In the festival’s short  history so far after starting off as a simple agri trade fair, from a total sales of P2.9 M in 2011, this year, in just the first six  days sales was over 10 million already  and by the time the event ends, organizers are looking at  P12.7  million sales.
And  if you were there, it  is easy to  believe as the crowd on  the two days we were there were all buying and buying  at the different  booths. If last year, an estimated 200K people visited  the fair, this year, the first five days  already recorded  close to 200K, meaning  the attendance record will surely be broken.
And as early as now, I am already planning a  return  trip with my family for a short vacation there at the same time that I would like to do a special feature on the province’s manganagrits, never mind who are those, just wait for my piece on  them, should prove to be an interesting one that would show part of the Filipino culture.
In a long  chat with the DOT regional director , we  also talked about the other attractions in Quezon, and to my surprise, in CALABARZON area which she handles, Quezon is on top of the list in annual  tourism arrivals as Kamay ni Hesus alone  attracts seven million visitors during Holy Week, not to mention the  devotees who flock to the other side, Mt.

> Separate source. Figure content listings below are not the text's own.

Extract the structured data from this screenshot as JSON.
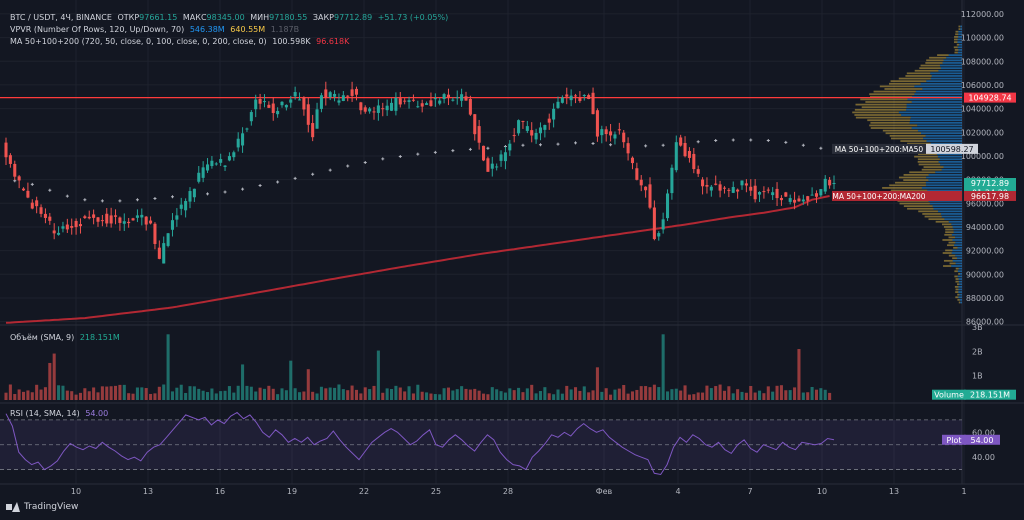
{
  "legend": {
    "symbol": "BTC / USDT, 4Ч, BINANCE",
    "open_label": "ОТКР",
    "open": "97661.15",
    "high_label": "МАКС",
    "high": "98345.00",
    "low_label": "МИН",
    "low": "97180.55",
    "close_label": "ЗАКР",
    "close": "97712.89",
    "change": "+51.73 (+0.05%)",
    "vpvr": "VPVR (Number Of Rows, 120, Up/Down, 70)",
    "vpvr_v1": "546.38M",
    "vpvr_v2": "640.55M",
    "vpvr_v3": "1.187B",
    "ma": "MA 50+100+200 (720, 50, close, 0, 100, close, 0, 200, close, 0)",
    "ma_v1": "100.598K",
    "ma_v2": "96.618K",
    "volume": "Объём (SMA, 9)",
    "volume_v": "218.151M",
    "rsi": "RSI (14, SMA, 14)",
    "rsi_v": "54.00"
  },
  "colors": {
    "up": "#26a69a",
    "down": "#ef5350",
    "ma200": "#b22833",
    "hline": "#ff3b3b",
    "rsi": "#7e57c2"
  },
  "chart_data": [
    {
      "type": "candlestick",
      "y_axis_ticks": [
        "112000.00",
        "110000.00",
        "108000.00",
        "106000.00",
        "104000.00",
        "102000.00",
        "100000.00",
        "98000.00",
        "96000.00",
        "94000.00",
        "92000.00",
        "90000.00",
        "88000.00",
        "86000.00"
      ],
      "ylim": [
        85800,
        112500
      ],
      "x_axis_ticks": [
        "10",
        "13",
        "16",
        "19",
        "22",
        "25",
        "28",
        "Фев",
        "4",
        "7",
        "10",
        "13",
        "1"
      ],
      "price_labels": [
        {
          "text": "104928.74",
          "value": 104928.74,
          "color": "#f23645"
        },
        {
          "text": "97712.89",
          "value": 97712.89,
          "color": "#22ab94"
        },
        {
          "text": "01:34:29",
          "value": 96900,
          "color": "#22ab94"
        },
        {
          "text": "96617.98",
          "value": 96617.98,
          "color": "#b22833"
        }
      ],
      "ma_labels": [
        {
          "text": "MA 50+100+200:MA50",
          "value": 100598.27,
          "color": "#2a2e39"
        },
        {
          "text": "100598.27",
          "value": 100598.27,
          "color": "#2a2e39"
        },
        {
          "text": "MA 50+100+200:MA200",
          "value": 96617.98,
          "color": "#b22833"
        }
      ],
      "horizontal_line": 104928.74,
      "ma200": [
        [
          0,
          85900
        ],
        [
          18,
          86300
        ],
        [
          38,
          87200
        ],
        [
          55,
          88300
        ],
        [
          73,
          89500
        ],
        [
          90,
          90600
        ],
        [
          108,
          91700
        ],
        [
          125,
          92600
        ],
        [
          140,
          93400
        ],
        [
          155,
          94200
        ],
        [
          165,
          94800
        ],
        [
          173,
          95200
        ],
        [
          180,
          95650
        ],
        [
          184,
          96300
        ],
        [
          188,
          96618
        ]
      ],
      "ma50_dots": [
        [
          2,
          97900
        ],
        [
          6,
          97600
        ],
        [
          10,
          97100
        ],
        [
          14,
          96600
        ],
        [
          18,
          96300
        ],
        [
          22,
          96200
        ],
        [
          26,
          96200
        ],
        [
          30,
          96300
        ],
        [
          34,
          96400
        ],
        [
          38,
          96550
        ],
        [
          42,
          96650
        ],
        [
          46,
          96800
        ],
        [
          50,
          96950
        ],
        [
          54,
          97200
        ],
        [
          58,
          97500
        ],
        [
          62,
          97800
        ],
        [
          66,
          98100
        ],
        [
          70,
          98450
        ],
        [
          74,
          98800
        ],
        [
          78,
          99150
        ],
        [
          82,
          99450
        ],
        [
          86,
          99750
        ],
        [
          90,
          99950
        ],
        [
          94,
          100150
        ],
        [
          98,
          100300
        ],
        [
          102,
          100450
        ],
        [
          106,
          100550
        ],
        [
          110,
          100650
        ],
        [
          114,
          100800
        ],
        [
          118,
          100900
        ],
        [
          122,
          100950
        ],
        [
          126,
          101000
        ],
        [
          130,
          101100
        ],
        [
          134,
          101050
        ],
        [
          138,
          100950
        ],
        [
          142,
          100900
        ],
        [
          146,
          100850
        ],
        [
          150,
          100900
        ],
        [
          154,
          101050
        ],
        [
          158,
          101200
        ],
        [
          162,
          101300
        ],
        [
          166,
          101350
        ],
        [
          170,
          101350
        ],
        [
          174,
          101300
        ],
        [
          178,
          101150
        ],
        [
          182,
          100900
        ],
        [
          186,
          100650
        ]
      ],
      "candle_trend": [
        [
          0,
          101500
        ],
        [
          3,
          98000
        ],
        [
          7,
          96000
        ],
        [
          12,
          93600
        ],
        [
          15,
          94000
        ],
        [
          18,
          94500
        ],
        [
          22,
          94800
        ],
        [
          26,
          94600
        ],
        [
          30,
          94800
        ],
        [
          34,
          94400
        ],
        [
          36,
          91000
        ],
        [
          39,
          94800
        ],
        [
          42,
          96000
        ],
        [
          46,
          99000
        ],
        [
          51,
          99500
        ],
        [
          55,
          101800
        ],
        [
          58,
          104600
        ],
        [
          62,
          103800
        ],
        [
          65,
          104500
        ],
        [
          68,
          105200
        ],
        [
          71,
          102000
        ],
        [
          73,
          105500
        ],
        [
          76,
          104800
        ],
        [
          80,
          105500
        ],
        [
          83,
          103600
        ],
        [
          88,
          104000
        ],
        [
          92,
          105000
        ],
        [
          95,
          104400
        ],
        [
          100,
          104800
        ],
        [
          106,
          104800
        ],
        [
          108,
          102200
        ],
        [
          111,
          98500
        ],
        [
          114,
          100000
        ],
        [
          118,
          102900
        ],
        [
          121,
          101800
        ],
        [
          125,
          103200
        ],
        [
          128,
          104800
        ],
        [
          131,
          105000
        ],
        [
          134,
          104900
        ],
        [
          136,
          102000
        ],
        [
          141,
          101800
        ],
        [
          144,
          99000
        ],
        [
          147,
          97200
        ],
        [
          149,
          93200
        ],
        [
          151,
          94600
        ],
        [
          154,
          101400
        ],
        [
          157,
          99800
        ],
        [
          160,
          97200
        ],
        [
          163,
          97500
        ],
        [
          166,
          96700
        ],
        [
          169,
          97800
        ],
        [
          172,
          96700
        ],
        [
          175,
          96900
        ],
        [
          178,
          96600
        ],
        [
          181,
          96500
        ],
        [
          184,
          96300
        ],
        [
          186,
          97000
        ],
        [
          188,
          97712.89
        ]
      ],
      "profile_peak_price": 103800
    },
    {
      "type": "bar",
      "title": "Объём (SMA, 9)",
      "y_axis_ticks": [
        "3B",
        "2B",
        "1B"
      ],
      "ylim": [
        0,
        3000
      ],
      "last_value_label": "Volume",
      "last_value": "218.151M"
    },
    {
      "type": "line",
      "title": "RSI (14, SMA, 14)",
      "y_axis_ticks": [
        "60.00",
        "40.00"
      ],
      "ylim": [
        20,
        82
      ],
      "band": [
        30,
        70
      ],
      "last_value_label": "Plot",
      "last_value": "54.00",
      "values": [
        75,
        65,
        44,
        38,
        34,
        36,
        30,
        33,
        37,
        45,
        51,
        48,
        46,
        49,
        47,
        52,
        48,
        45,
        41,
        38,
        40,
        37,
        44,
        48,
        50,
        56,
        62,
        68,
        74,
        72,
        70,
        72,
        66,
        70,
        67,
        73,
        76,
        71,
        74,
        68,
        60,
        56,
        62,
        58,
        52,
        55,
        52,
        56,
        50,
        53,
        55,
        61,
        54,
        48,
        43,
        38,
        45,
        52,
        56,
        60,
        63,
        60,
        55,
        50,
        53,
        58,
        62,
        50,
        48,
        54,
        58,
        54,
        49,
        45,
        52,
        58,
        54,
        44,
        38,
        34,
        33,
        30,
        40,
        45,
        51,
        58,
        56,
        60,
        57,
        63,
        67,
        63,
        60,
        62,
        56,
        52,
        48,
        45,
        42,
        40,
        38,
        27,
        26,
        34,
        48,
        56,
        52,
        58,
        55,
        50,
        48,
        52,
        46,
        43,
        50,
        54,
        47,
        44,
        50,
        48,
        46,
        52,
        48,
        46,
        52,
        51,
        50,
        51,
        55,
        54
      ]
    }
  ]
}
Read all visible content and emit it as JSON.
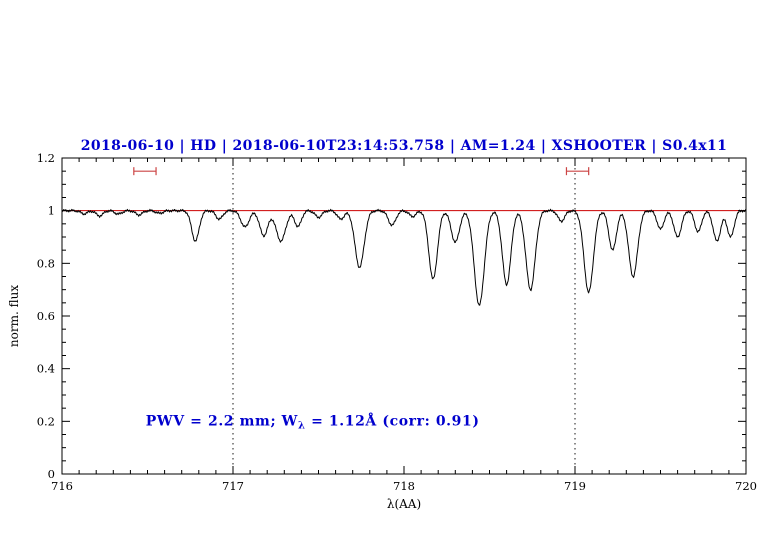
{
  "colors": {
    "title": "#0000cd",
    "annotation": "#0000cd",
    "spectrum": "#000000",
    "continuum": "#cc0000",
    "range_marker": "#cc4444",
    "axis": "#000000",
    "vline": "#000000",
    "background": "#ffffff"
  },
  "chart_data": {
    "type": "line",
    "title": "2018-06-10 | HD | 2018-06-10T23:14:53.758 | AM=1.24 | XSHOOTER | S0.4x11",
    "xlabel": "λ(AA)",
    "ylabel": "norm. flux",
    "xlim": [
      716,
      720
    ],
    "ylim": [
      0,
      1.2
    ],
    "xticks": [
      716,
      717,
      718,
      719,
      720
    ],
    "xtick_labels": [
      "716",
      "717",
      "718",
      "719",
      "720"
    ],
    "yticks": [
      0,
      0.2,
      0.4,
      0.6,
      0.8,
      1,
      1.2
    ],
    "ytick_labels": [
      "0",
      "0.2",
      "0.4",
      "0.6",
      "0.8",
      "1",
      "1.2"
    ],
    "x_minor_step": 0.1,
    "y_minor_step": 0.05,
    "grid": false,
    "legend": false,
    "model": "spectrum = continuum(1.0) minus gaussian absorption lines",
    "continuum_level": 1.0,
    "vlines": [
      717,
      719
    ],
    "range_markers": [
      {
        "x1": 716.42,
        "x2": 716.55,
        "y": 1.15
      },
      {
        "x1": 718.95,
        "x2": 719.08,
        "y": 1.15
      }
    ],
    "annotation": {
      "text": "PWV = 2.2 mm; Wλ = 1.12Å (corr: 0.91)",
      "parts": [
        "PWV = 2.2 mm; W",
        "λ",
        " = 1.12Å (corr: 0.91)"
      ],
      "x": 716.49,
      "y": 0.2
    },
    "absorption_lines": [
      {
        "c": 716.13,
        "d": 0.012,
        "w": 0.02
      },
      {
        "c": 716.22,
        "d": 0.02,
        "w": 0.02
      },
      {
        "c": 716.33,
        "d": 0.013,
        "w": 0.02
      },
      {
        "c": 716.45,
        "d": 0.016,
        "w": 0.02
      },
      {
        "c": 716.57,
        "d": 0.01,
        "w": 0.02
      },
      {
        "c": 716.78,
        "d": 0.115,
        "w": 0.022
      },
      {
        "c": 716.92,
        "d": 0.032,
        "w": 0.02
      },
      {
        "c": 717.07,
        "d": 0.062,
        "w": 0.024
      },
      {
        "c": 717.18,
        "d": 0.095,
        "w": 0.024
      },
      {
        "c": 717.28,
        "d": 0.115,
        "w": 0.028
      },
      {
        "c": 717.38,
        "d": 0.06,
        "w": 0.02
      },
      {
        "c": 717.5,
        "d": 0.025,
        "w": 0.02
      },
      {
        "c": 717.63,
        "d": 0.032,
        "w": 0.02
      },
      {
        "c": 717.74,
        "d": 0.215,
        "w": 0.027
      },
      {
        "c": 717.93,
        "d": 0.055,
        "w": 0.022
      },
      {
        "c": 718.05,
        "d": 0.022,
        "w": 0.02
      },
      {
        "c": 718.17,
        "d": 0.26,
        "w": 0.025
      },
      {
        "c": 718.3,
        "d": 0.12,
        "w": 0.024
      },
      {
        "c": 718.44,
        "d": 0.36,
        "w": 0.029
      },
      {
        "c": 718.6,
        "d": 0.28,
        "w": 0.025
      },
      {
        "c": 718.74,
        "d": 0.3,
        "w": 0.027
      },
      {
        "c": 718.92,
        "d": 0.04,
        "w": 0.02
      },
      {
        "c": 719.08,
        "d": 0.31,
        "w": 0.027
      },
      {
        "c": 719.22,
        "d": 0.15,
        "w": 0.022
      },
      {
        "c": 719.34,
        "d": 0.25,
        "w": 0.026
      },
      {
        "c": 719.5,
        "d": 0.07,
        "w": 0.02
      },
      {
        "c": 719.6,
        "d": 0.1,
        "w": 0.022
      },
      {
        "c": 719.72,
        "d": 0.08,
        "w": 0.02
      },
      {
        "c": 719.83,
        "d": 0.115,
        "w": 0.022
      },
      {
        "c": 719.91,
        "d": 0.1,
        "w": 0.02
      }
    ]
  }
}
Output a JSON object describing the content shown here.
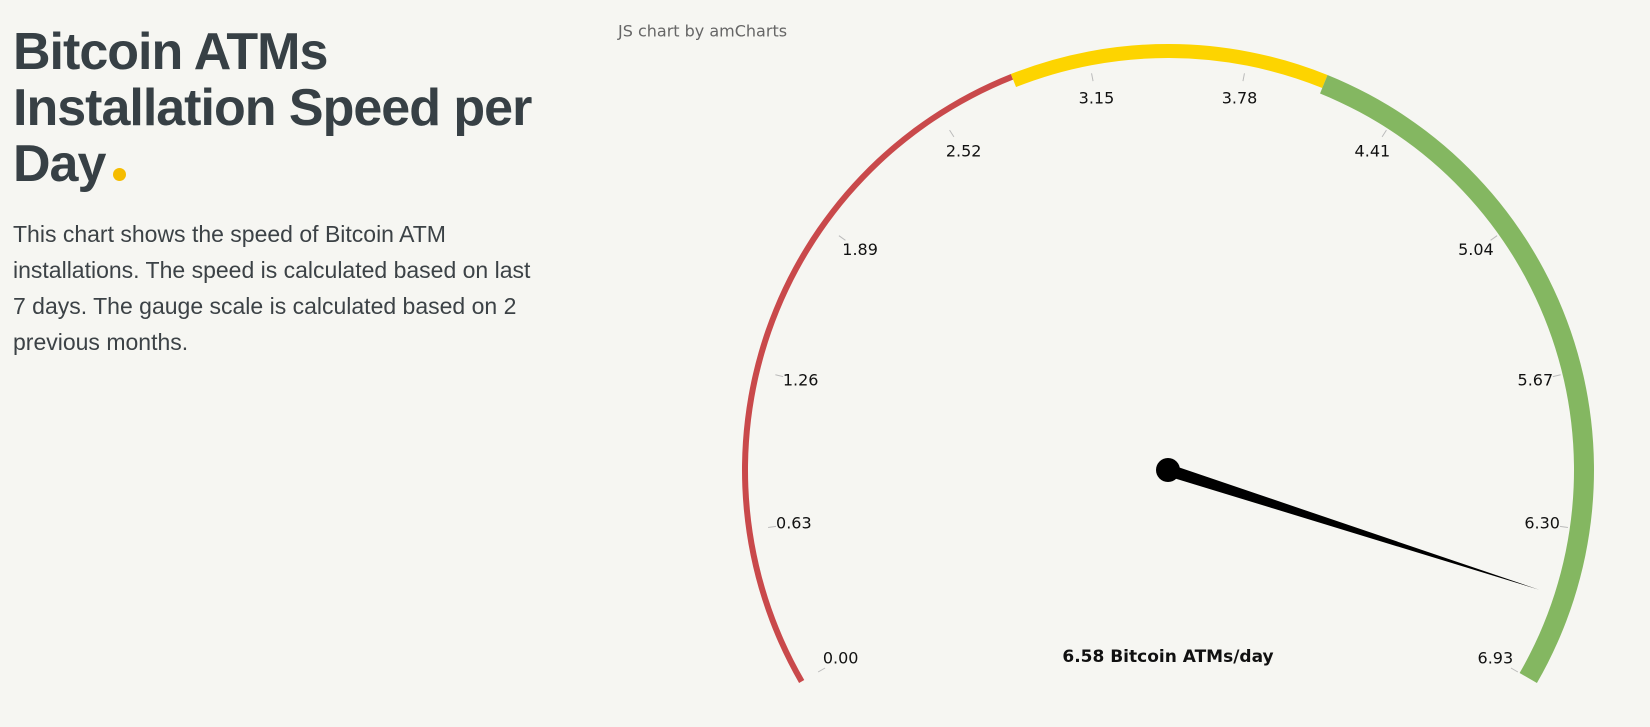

Banahaw, my beloved mountain, while in the region, Japanese top the list of foreign visitors together with Koreans, Chinese, Americans, and Thais.
Among others, Rebecca, or Becky  as how she wants to be called, shared  DOT’s directions  now, which is to promote equally  both the developed and   the developing, and those in the unbeaten paths as yet and she  admitted that Quezon alone offers  a lot of unbeaten paths to places like the Polillo Group of Islands where she says there is always an unexplainable beauty in different islands --  Jamalig Island with its golden  sands, Alabat in Perez with its yet untapped waterfalls and caves, surfing in Real, Infanta for foodies who go for sea foods, crabs in particular, and a lot of other places.
As far as Becky is concerned, all the festivals in the  region promote  or integrate  the Filipino culture, arts, and heritage and that is her philosophy as she continues promoting her region.
On the side, I learned that  all regional directors have been  asked to submit  courtesy resignations. I just hope that  the new government takes  cognizance of the performance of each  RD and not make a sweeping  change among the  incumbents, there are performers who regardless of who is the  President, deliver good work for their respective regions, and not for anything else.
I  believe  Beck belongs to  that list, mind you this   is not a solicited or requested statement.
In fact,  on Day 1 of our visit  to Lucena, the group was brought up to the Atimonan Zigzag Park, where  you pass the dreaded Bituka ng Manok road popularized  during the old Tour of Luzon days.
The park will serve as a showcase of  different organic herbal and medicinal plants that the province has decided to develop, among these are lemon grass, lagundi, and turmeric, according to provincial agriculturist Walter Dapla.
The government will also support in terms of providing processing centers for the  raw products. Additional picnic huts will also be constructed in the park.
Oh, there was a sports component in the festival as there was a triathlon held  that lured  around 100 participants  and afterwards, after visiting  the booths at the trade fair, posted photos  in their FB pages that resulted to more awareness for the festival.
And if I  were you, next year, you could already plan  to visit  Lucena and see for yourselves  what I am talking about when it comes to the Niyogyugan Festival.